Coração em silêncio

Pelo menos uma vez por semana, vou ao centro paulistano. Embora a região tenha perdido muito do seu charme, gosto de me sentir como um habitante que viveu ali no esplendor de décadas passadas. Em ruas sujas e cheias de gente, passo na Praça da República, cruzo a Rua Conselheiro Crispiniano ou a 24 de Maio, no rumo da parte mais antiga da metrópole.

Por Roniwalter Jatobá

Roniwalter (crônica)

Outro dia, seguia cheio de devaneios por esse caminho, quando, no começo da Rua Xavier de Toledo e próximo ao Teatro Municipal, alguém me segura pelo braço no burburinho da rua central. De súbito, penso num assalto, no ataque de um trombadinha – e me assusto. Mas, ao voltar os olhos para trás, a figura que me aperta pode ser tudo na vida menos um bandido naquele lugar de adultos ruidosos. Lembra alguém familiar, mas, assim repentinamente, não encontro nenhum registro na minha memória. Com afeto, ela pergunta:

 
– Lembra de mim?
 
Faço um esforço tentando uma breve recordação, mas só encontro o vazio.
 
– Desculpe, mas não lembro não – respondo.
 
Seus olhos claros me fitam com profundidade.
 
– Mas você não é sobrinho de Maria, que mora num condomínio no bairro do Jaguaré, bloco B, apartamento 14 e vive sozinha?
 
– Sim, isso mesmo.
 
É nessas horas que a mente sofre um terremoto, entra em pane, e aí não me lembro de nada, mesmo.
 
– Não, não lembro – repito agora encabulado, enquanto passantes apressados trombam conosco no meio da calçada.
 
Ela parece querer desistir, mas tenta uma última cartada.
 
– Sou a Maria Bernadete, a Maria Baiana, lembra?
 
O nome mágico soltou as amarras das lembranças e seu rosto foi fixando nas minhas retinas fatigadas.
 
– Sim, claro que lembro.
 
Quando visitava minha tia com regularidade, toda manhã ela aparecia no pequeno apartamento do bloco B. Pela janela, eu a via sair do bloco A e, com passos ligeiros, cruzar os caminhos de lado a lado do condomínio.

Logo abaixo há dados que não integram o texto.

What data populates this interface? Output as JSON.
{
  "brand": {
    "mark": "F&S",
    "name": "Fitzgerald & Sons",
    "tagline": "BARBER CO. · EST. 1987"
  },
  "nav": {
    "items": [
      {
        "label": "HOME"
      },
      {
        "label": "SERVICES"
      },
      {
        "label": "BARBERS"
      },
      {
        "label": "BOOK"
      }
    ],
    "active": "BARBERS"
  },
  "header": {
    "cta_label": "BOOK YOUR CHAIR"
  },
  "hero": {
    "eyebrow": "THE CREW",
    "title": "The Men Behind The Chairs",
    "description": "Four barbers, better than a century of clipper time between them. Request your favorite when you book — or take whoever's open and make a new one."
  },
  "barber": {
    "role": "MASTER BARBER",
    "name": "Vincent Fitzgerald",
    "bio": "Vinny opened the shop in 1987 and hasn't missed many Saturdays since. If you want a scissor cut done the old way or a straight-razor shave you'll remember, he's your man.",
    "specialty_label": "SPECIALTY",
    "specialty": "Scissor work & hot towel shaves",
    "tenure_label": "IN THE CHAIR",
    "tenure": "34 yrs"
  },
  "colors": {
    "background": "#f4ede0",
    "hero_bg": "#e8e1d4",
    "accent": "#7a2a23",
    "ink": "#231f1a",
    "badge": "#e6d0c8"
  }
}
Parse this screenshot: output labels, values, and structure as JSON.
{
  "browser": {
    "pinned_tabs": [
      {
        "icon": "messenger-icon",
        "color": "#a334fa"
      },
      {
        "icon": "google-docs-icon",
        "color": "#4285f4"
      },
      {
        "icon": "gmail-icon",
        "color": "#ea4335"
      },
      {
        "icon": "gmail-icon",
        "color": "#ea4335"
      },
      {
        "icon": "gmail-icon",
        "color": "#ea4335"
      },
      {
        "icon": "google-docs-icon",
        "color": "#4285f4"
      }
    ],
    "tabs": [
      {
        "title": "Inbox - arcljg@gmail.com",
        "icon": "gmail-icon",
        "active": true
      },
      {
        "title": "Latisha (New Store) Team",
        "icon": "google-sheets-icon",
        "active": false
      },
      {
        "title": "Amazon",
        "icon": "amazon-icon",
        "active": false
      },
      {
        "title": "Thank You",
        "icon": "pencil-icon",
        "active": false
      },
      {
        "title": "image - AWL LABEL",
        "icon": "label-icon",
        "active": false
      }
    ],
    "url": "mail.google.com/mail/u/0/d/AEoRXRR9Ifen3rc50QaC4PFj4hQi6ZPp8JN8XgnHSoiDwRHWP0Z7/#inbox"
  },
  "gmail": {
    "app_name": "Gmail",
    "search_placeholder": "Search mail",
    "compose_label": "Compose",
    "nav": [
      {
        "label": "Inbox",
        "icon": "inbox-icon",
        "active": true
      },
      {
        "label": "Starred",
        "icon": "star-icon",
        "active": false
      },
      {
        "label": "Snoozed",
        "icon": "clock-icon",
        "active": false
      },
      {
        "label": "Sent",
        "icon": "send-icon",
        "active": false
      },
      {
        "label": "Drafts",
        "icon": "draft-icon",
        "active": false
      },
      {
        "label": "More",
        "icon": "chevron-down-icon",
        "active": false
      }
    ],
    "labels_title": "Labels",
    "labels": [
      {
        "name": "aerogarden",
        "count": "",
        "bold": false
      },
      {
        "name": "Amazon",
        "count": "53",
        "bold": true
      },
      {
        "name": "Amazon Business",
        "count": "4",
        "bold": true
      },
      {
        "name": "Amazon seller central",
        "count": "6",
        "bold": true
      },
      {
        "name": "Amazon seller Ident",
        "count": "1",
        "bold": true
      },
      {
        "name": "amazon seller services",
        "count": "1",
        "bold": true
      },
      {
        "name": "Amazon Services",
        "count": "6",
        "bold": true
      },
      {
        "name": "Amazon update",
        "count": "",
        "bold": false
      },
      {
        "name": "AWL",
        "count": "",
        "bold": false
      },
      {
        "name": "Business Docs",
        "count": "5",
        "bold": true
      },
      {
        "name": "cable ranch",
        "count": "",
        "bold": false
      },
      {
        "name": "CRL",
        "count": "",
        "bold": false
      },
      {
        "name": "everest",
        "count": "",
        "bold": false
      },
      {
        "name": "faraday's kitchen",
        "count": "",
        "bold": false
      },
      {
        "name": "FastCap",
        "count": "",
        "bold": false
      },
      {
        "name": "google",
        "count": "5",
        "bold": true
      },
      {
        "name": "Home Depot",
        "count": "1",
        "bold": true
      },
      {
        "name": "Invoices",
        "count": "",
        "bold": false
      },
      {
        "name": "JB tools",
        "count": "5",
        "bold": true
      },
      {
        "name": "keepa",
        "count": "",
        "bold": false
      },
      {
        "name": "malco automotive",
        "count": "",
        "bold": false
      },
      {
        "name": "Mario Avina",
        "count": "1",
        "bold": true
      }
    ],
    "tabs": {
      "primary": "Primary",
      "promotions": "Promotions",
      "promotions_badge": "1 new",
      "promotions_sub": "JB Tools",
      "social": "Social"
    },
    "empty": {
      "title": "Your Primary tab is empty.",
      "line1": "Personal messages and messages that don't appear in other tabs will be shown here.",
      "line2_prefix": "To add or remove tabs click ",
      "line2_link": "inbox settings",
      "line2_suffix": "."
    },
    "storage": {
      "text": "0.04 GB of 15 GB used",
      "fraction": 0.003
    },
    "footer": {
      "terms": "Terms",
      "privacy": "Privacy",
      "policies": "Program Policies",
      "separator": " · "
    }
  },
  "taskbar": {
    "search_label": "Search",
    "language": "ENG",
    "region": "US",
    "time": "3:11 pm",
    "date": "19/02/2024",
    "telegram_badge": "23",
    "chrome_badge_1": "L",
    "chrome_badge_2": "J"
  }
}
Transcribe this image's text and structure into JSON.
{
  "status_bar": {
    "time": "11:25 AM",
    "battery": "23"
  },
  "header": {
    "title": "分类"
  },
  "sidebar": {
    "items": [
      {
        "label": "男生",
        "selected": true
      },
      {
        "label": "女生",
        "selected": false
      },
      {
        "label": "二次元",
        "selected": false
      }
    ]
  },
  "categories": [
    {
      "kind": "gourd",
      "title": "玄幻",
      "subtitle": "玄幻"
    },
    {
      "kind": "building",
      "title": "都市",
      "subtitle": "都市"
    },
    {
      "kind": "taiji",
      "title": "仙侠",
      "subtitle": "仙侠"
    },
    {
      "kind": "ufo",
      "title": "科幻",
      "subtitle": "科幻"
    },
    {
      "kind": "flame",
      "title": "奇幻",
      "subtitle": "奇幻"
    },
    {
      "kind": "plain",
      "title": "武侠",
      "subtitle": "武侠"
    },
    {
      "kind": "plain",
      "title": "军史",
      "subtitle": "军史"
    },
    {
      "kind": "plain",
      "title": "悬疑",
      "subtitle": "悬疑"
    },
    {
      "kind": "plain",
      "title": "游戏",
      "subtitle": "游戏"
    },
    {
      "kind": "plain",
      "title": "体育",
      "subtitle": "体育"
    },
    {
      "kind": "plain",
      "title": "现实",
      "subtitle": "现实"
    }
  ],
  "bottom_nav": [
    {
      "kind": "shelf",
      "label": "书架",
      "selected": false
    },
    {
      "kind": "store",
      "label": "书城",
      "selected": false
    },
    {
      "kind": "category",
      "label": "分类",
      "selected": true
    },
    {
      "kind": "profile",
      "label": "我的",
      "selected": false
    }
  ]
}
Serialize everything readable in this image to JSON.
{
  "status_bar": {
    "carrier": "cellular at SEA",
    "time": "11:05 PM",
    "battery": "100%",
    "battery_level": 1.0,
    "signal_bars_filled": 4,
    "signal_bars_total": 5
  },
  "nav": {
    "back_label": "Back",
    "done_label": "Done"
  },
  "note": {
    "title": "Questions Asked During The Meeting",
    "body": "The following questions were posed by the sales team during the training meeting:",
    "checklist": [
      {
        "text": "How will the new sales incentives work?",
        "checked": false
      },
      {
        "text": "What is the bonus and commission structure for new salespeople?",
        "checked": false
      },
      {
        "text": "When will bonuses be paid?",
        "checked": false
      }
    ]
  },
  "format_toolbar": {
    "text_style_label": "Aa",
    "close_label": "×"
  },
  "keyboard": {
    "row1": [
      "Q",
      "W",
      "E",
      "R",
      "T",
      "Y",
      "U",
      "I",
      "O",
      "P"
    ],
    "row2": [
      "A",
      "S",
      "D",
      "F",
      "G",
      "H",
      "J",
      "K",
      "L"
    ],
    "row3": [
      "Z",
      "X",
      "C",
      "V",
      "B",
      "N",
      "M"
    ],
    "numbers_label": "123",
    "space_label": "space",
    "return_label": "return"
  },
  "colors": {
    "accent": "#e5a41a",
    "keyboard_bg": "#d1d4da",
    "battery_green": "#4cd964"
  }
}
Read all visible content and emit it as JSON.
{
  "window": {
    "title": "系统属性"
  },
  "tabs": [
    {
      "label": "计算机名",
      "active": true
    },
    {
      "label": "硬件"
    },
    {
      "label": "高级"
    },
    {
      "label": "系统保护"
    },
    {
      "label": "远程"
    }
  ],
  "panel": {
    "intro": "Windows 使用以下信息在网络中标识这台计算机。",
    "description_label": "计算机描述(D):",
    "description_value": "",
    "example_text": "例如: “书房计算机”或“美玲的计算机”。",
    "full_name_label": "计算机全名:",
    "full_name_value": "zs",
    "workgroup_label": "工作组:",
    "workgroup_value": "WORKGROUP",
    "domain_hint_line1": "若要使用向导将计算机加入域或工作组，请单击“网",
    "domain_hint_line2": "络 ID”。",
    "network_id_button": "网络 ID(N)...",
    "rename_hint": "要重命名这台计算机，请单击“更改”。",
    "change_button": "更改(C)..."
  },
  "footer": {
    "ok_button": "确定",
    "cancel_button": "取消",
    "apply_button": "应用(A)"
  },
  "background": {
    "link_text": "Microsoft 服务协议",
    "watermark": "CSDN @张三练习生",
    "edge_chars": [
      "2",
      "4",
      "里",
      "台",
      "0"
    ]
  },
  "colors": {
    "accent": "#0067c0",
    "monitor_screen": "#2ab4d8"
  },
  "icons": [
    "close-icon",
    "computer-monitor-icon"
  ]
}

Vinha fazer sua visita diária, sempre ligada pelos sinceros laços de amizade. Separada, duas filhas pequenas, era baiana de Jacobina.
 
Convido-a para um chá ali perto, na Leiteria Americana. Ela dá notícias ao sobrinho quase desaparecido e em falta com sua parente mais próxima em São Paulo. Falamos da vida. Ela conta que, aos 58 anos de idade, já tem três netos. Mais tarde, acompanho-a até a entrada do metrô e, aí, volto a ficar só no meio da multidão.
 
À noite, sonho com as duas, as duas Marias, que caminham tranquilas numa rua de São Paulo. Seguem bem juntas no asfalto molhado por uma chuva repentina. As duas amigas falam coisas simples, pequenos acontecimentos das últimas horas, numa linguagem doce e intraduzível como o marulhar das ondas do oceano. Sinto vontade de dizer alguma palavra, feita especialmente para transmitir o ritmo do meu coração, mas fico em silêncio. E elas continuam, continuam pela rua molhada de uma cidade vazia.